На неокрашенной, потемневшей от времени деревянной поверхности были светлые полосы.

Царапины.

– Это объясняет повреждения на пальцах женщины, – продолжил Уэлан. – Мы даже выдернули из дерева один из ее ногтей. Дверь заперли снаружи, а она достаточно крепкая. Слишком тяжелая, чтобы она сумела сломать ее или выбить.

Господи, подумал я, представив это. Мы полагали, что женщину убили где-то в другом месте, а потом притащили ее тело на чердак. Мы ошибались.

– Кто-то запер ее тут и оставил умирать.

– Чего я не могу понять, – заявил один из детективов, пожилой мужчина, глаза которого печально смотрели поверх марлевой маски, – так это почему она не выбралась через один из других выходов. Ведь этот точно не единственный.

– А как бы ты карабкался здесь, будь ты беременный? – усмехнулась его коллега. – Тебе даже с твоим пивным брюшком нелегко пришлось бы. И откуда ей было знать, где они?

Действительно, на чердаке царила непроглядная тьма, и мы не нашли на теле ни телефона, ни зажигалки, которыми женщина могла бы посветить.
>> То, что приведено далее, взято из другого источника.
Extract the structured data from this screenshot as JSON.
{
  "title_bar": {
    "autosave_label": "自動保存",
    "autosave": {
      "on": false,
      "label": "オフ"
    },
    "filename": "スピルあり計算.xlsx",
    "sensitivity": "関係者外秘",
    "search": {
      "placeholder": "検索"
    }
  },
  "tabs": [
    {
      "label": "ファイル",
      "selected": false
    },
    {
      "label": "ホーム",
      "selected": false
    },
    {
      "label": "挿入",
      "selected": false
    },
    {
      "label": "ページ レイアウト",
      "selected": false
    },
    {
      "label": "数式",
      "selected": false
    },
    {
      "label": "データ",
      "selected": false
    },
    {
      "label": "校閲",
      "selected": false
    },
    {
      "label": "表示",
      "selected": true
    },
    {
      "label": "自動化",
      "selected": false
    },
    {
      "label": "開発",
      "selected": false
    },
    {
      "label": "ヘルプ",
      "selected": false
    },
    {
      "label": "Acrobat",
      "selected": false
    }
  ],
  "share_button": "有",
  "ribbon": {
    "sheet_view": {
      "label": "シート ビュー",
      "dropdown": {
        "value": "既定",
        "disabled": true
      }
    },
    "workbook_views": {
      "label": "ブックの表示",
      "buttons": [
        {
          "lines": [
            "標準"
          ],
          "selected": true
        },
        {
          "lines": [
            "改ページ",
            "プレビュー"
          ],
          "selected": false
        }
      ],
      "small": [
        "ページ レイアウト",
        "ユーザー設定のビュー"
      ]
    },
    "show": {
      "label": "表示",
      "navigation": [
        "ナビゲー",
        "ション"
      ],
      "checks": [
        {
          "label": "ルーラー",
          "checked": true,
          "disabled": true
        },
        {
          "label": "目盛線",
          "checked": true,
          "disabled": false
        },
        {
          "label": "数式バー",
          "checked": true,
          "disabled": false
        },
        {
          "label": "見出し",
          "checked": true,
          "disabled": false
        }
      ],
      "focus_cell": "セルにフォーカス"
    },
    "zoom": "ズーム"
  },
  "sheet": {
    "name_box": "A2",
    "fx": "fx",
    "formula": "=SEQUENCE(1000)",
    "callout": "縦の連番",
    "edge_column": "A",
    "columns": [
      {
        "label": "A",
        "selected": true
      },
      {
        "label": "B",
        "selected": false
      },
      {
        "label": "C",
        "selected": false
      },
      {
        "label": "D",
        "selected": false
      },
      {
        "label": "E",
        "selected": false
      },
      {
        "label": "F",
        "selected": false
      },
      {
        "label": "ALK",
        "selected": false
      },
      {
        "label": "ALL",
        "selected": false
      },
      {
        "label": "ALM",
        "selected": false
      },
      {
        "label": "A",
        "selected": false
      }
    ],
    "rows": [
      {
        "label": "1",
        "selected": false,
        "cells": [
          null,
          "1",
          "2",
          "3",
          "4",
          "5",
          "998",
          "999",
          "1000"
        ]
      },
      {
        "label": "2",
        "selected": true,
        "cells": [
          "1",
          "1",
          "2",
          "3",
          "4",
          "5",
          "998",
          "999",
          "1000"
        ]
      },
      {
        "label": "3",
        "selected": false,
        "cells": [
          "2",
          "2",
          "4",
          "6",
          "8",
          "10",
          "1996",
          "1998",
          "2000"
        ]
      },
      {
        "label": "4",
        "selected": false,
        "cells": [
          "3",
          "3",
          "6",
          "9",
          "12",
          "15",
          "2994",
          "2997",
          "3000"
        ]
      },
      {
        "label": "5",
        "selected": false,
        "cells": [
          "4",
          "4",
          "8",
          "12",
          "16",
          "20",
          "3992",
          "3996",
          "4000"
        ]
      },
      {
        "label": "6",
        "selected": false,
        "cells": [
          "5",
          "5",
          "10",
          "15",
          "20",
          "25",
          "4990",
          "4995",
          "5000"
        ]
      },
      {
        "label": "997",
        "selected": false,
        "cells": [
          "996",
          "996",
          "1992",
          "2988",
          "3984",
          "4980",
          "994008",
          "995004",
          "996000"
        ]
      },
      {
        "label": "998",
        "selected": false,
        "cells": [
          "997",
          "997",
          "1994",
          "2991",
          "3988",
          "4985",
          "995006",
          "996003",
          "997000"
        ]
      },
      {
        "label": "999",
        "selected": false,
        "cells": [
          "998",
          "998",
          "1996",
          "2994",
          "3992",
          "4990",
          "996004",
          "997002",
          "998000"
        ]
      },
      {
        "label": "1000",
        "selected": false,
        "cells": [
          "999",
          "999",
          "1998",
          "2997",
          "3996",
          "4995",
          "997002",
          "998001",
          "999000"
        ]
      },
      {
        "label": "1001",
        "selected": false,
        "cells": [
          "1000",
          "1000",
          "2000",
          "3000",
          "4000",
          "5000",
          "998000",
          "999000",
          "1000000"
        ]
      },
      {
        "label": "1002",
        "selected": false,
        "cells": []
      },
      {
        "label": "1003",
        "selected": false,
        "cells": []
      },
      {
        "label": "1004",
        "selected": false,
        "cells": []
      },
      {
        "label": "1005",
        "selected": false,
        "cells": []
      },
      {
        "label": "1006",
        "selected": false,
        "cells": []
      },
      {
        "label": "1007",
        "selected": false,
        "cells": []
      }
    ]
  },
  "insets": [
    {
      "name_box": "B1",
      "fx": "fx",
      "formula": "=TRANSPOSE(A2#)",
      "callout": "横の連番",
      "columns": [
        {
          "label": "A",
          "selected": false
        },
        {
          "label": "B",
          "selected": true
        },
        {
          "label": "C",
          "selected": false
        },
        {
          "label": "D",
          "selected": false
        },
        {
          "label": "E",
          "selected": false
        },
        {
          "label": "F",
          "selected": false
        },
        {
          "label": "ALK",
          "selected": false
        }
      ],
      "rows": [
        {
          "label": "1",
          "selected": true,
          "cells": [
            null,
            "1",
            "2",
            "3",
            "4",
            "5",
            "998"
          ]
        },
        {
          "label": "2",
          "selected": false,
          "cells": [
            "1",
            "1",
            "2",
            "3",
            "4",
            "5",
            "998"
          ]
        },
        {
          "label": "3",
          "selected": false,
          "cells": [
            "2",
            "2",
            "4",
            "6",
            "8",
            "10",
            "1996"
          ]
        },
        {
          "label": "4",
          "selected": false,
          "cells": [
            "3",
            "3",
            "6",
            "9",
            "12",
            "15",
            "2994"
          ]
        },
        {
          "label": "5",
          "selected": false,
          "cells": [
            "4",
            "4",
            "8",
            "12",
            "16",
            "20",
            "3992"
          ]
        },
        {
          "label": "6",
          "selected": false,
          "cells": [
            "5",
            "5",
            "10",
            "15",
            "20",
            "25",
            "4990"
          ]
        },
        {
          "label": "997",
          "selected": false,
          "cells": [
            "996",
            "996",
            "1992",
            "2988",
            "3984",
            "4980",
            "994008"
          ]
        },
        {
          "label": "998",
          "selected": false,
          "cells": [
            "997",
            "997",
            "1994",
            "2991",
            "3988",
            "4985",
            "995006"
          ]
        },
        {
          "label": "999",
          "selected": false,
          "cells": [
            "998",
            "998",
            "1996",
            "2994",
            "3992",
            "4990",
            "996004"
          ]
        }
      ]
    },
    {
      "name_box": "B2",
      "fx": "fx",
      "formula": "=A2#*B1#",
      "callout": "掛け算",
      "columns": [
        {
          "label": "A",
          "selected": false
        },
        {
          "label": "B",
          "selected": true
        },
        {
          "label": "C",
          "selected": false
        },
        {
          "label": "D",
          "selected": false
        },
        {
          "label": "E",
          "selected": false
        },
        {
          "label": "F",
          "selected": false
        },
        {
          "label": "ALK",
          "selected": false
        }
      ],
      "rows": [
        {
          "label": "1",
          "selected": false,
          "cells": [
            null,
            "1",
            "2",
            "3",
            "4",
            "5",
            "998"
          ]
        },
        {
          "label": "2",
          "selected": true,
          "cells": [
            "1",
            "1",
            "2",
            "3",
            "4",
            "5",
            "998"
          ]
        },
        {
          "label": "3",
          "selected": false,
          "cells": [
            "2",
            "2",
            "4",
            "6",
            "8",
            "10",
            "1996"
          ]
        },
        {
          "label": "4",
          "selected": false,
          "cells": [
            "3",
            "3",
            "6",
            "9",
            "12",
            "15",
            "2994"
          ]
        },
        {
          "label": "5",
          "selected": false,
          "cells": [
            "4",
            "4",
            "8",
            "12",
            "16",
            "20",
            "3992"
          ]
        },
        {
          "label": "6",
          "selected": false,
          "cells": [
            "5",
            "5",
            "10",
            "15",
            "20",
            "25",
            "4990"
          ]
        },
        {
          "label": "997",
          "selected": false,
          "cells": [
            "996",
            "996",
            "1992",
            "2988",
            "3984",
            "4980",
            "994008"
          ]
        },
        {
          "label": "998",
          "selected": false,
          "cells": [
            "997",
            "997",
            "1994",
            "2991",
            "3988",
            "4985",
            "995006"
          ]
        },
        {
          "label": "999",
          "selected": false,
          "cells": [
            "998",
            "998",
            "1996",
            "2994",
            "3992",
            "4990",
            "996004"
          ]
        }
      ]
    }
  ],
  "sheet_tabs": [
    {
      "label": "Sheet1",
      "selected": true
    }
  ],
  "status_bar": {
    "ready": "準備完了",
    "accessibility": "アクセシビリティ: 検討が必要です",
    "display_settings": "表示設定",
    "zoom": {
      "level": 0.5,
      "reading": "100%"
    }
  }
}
Один неверный шаг – и она провалилась бы сквозь потолок.

– Я только предположил, – обиженно буркнул детектив.

Я все еще пытался понять, что же тут произошло.
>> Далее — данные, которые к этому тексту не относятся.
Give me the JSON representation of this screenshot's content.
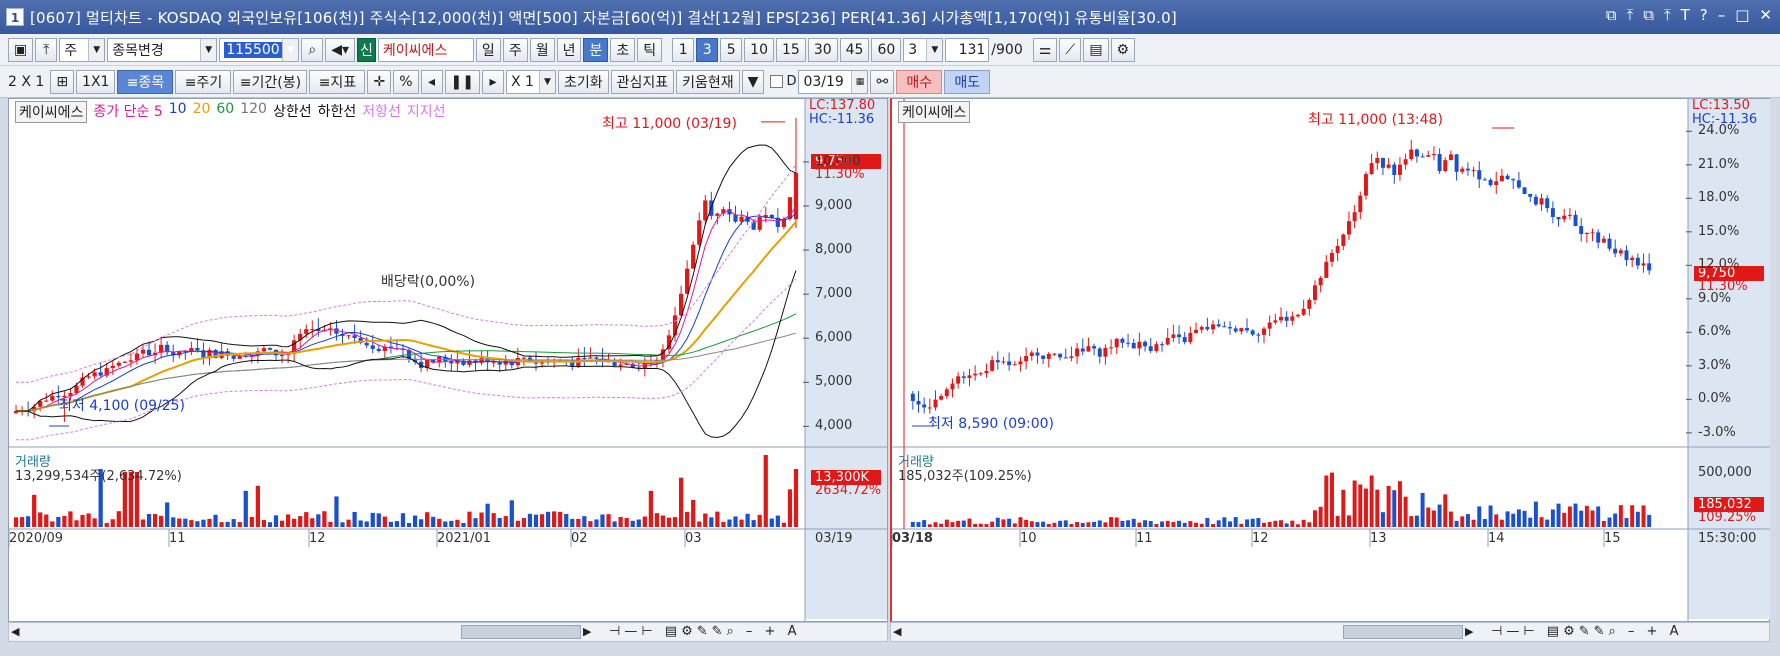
{
  "window": {
    "badge": "1",
    "title": "[0607] 멀티차트 - KOSDAQ 외국인보유[106(천)] 주식수[12,000(천)] 액면[500] 자본금[60(억)] 결산[12월] EPS[236] PER[41.36] 시가총액[1,170(억)] 유통비율[30.0]",
    "controls": [
      "⧉",
      "⤒",
      "⧉",
      "⤒",
      "T",
      "?",
      "–",
      "□",
      "✕"
    ]
  },
  "toolbar1": {
    "stock_type": "주",
    "stock_change": "종목변경",
    "code": "115500",
    "new_badge": "신",
    "stock_name": "케이씨에스",
    "periods": [
      "일",
      "주",
      "월",
      "년",
      "분",
      "초",
      "틱"
    ],
    "active_period": "분",
    "minute_units": [
      "1",
      "3",
      "5",
      "10",
      "15",
      "30",
      "45",
      "60"
    ],
    "active_unit": "3",
    "custom_unit": "3",
    "count": "131",
    "count_max": "/900"
  },
  "toolbar2": {
    "layout_2x1": "2 X 1",
    "layout_1x1": "1X1",
    "btn_stock": "≡종목",
    "btn_cycle": "≡주기",
    "btn_period": "≡기간(봉)",
    "btn_indicator": "≡지표",
    "percent": "%",
    "zoom": "X 1",
    "btn_reset": "초기화",
    "btn_watch": "관심지표",
    "btn_kiwoom": "키움현재",
    "checkbox_label": "D",
    "date_value": "03/19",
    "btn_buy": "매수",
    "btn_sell": "매도"
  },
  "chart_left": {
    "name": "케이씨에스",
    "legend": [
      {
        "text": "종가 단순 5",
        "color": "#d81b9a"
      },
      {
        "text": "10",
        "color": "#1a3fd0"
      },
      {
        "text": "20",
        "color": "#e8a000"
      },
      {
        "text": "60",
        "color": "#1a9a3a"
      },
      {
        "text": "120",
        "color": "#777777"
      },
      {
        "text": "상한선",
        "color": "#111111"
      },
      {
        "text": "하한선",
        "color": "#111111"
      },
      {
        "text": "저항선",
        "color": "#d67ce8"
      },
      {
        "text": "지지선",
        "color": "#d67ce8"
      }
    ],
    "high_label": "최고 11,000 (03/19)",
    "low_label": "최저 4,100 (09/25)",
    "dividend_label": "배당락(0,00%)",
    "lc": "LC:137.80",
    "hc": "HC:-11.36",
    "current_price": "9,750",
    "current_pct": "11.30%",
    "price_ticks": [
      "10,000",
      "9,000",
      "8,000",
      "7,000",
      "6,000",
      "5,000",
      "4,000"
    ],
    "volume_title": "거래량",
    "volume_info": "13,299,534주(2,634.72%)",
    "volume_tag": "13,300K",
    "volume_pct": "2634.72%",
    "x_labels": [
      "2020/09",
      "11",
      "12",
      "2021/01",
      "02",
      "03",
      "03/19"
    ]
  },
  "chart_right": {
    "name": "케이씨에스",
    "high_label": "최고 11,000 (13:48)",
    "low_label": "최저 8,590 (09:00)",
    "lc": "LC:13.50",
    "hc": "HC:-11.36",
    "current_price": "9,750",
    "current_pct": "11.30%",
    "pct_ticks": [
      "24.0%",
      "21.0%",
      "18.0%",
      "15.0%",
      "12.0%",
      "9.0%",
      "6.0%",
      "3.0%",
      "0.0%",
      "-3.0%"
    ],
    "volume_title": "거래량",
    "volume_info": "185,032주(109.25%)",
    "volume_tick": "500,000",
    "volume_tag": "185,032",
    "volume_pct": "109.25%",
    "x_labels": [
      "03/18",
      "10",
      "11",
      "12",
      "13",
      "14",
      "15",
      "15:30:00"
    ]
  },
  "chart_data": [
    {
      "type": "candlestick",
      "title": "",
      "ylabel": "",
      "ylim": [
        3600,
        11200
      ],
      "price_levels": [
        10000,
        9000,
        8000,
        7000,
        6000,
        5000,
        4000
      ],
      "high": 11000,
      "low": 4100,
      "close": 9750,
      "x_categories": [
        "2020/09",
        "11",
        "12",
        "2021/01",
        "02",
        "03",
        "03/19"
      ]
    },
    {
      "type": "candlestick",
      "title": "",
      "ylabel": "",
      "ylim": [
        -4.0,
        26.0
      ],
      "pct_levels": [
        24.0,
        21.0,
        18.0,
        15.0,
        12.0,
        9.0,
        6.0,
        3.0,
        0.0,
        -3.0
      ],
      "high": 11000,
      "low": 8590,
      "close": 9750,
      "x_categories": [
        "03/18",
        "10",
        "11",
        "12",
        "13",
        "14",
        "15",
        "15:30:00"
      ]
    }
  ]
}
– Но зачем кто-то запер ее и ушел?

Уэлан пожал плечами:

– Есть вероятность того, что это случилось непредумышленно. Какой-нибудь розыгрыш, обернувшийся бедой. Люди много чего вытворяют, будучи пьяными или под наркотой, и мы знаем, что здесь тусовались наркоманы. Но я плохо представляю, чтобы беременная женщина пряталась на чердаке забавы ради – под наркотой или нет. Я бы сказал, кто-то либо завлек ее сюда, либо за ней гнались, и она здесь укрылась. В общем, кто-то запер ее тут и бросил. По меньшей мере на несколько месяцев. Возможно, узнав, что больницу будут сносить, они решили перенести труп подальше, в место, где найти его будет меньше шансов.

Неплохая версия, не хуже других. Однако мысль о беременной женщине, за которой гнались, напомнила мне еще кое о чем.

– Светлые пятна на утеплителе, – сказал я, глядя на мятые стекловолоконные маты. – Вы упоминали, что похожие пятна есть на лестнице. Это не могли быть околоплодные воды?

Женщина-детектив присела на корточки и произнесла:

– Да, думаю, такое возможно. Однако пятна слишком старые, чтобы определить точно.

– Вы полагаете, у нее отошли воды? – спросил Уэлан.

– Не исключено. Но если так, судя по тому, что я видел у ребенка, это было преждевременно.

– Значит, она могла умереть от этого?

Я кивнул, потрясенный этой мыслью. Без медицинской помощи преждевременное отхождение околоплодных вод может быть опасным для жизни и в гораздо более благоприятных условиях. Запертые на чердаке без еды и питья, женщина и ее дитя не имели шанса выжить. Все, что им оставалось, – медленно умирать в темноте.

Все молчали. Потом Уэлан повернулся к двери.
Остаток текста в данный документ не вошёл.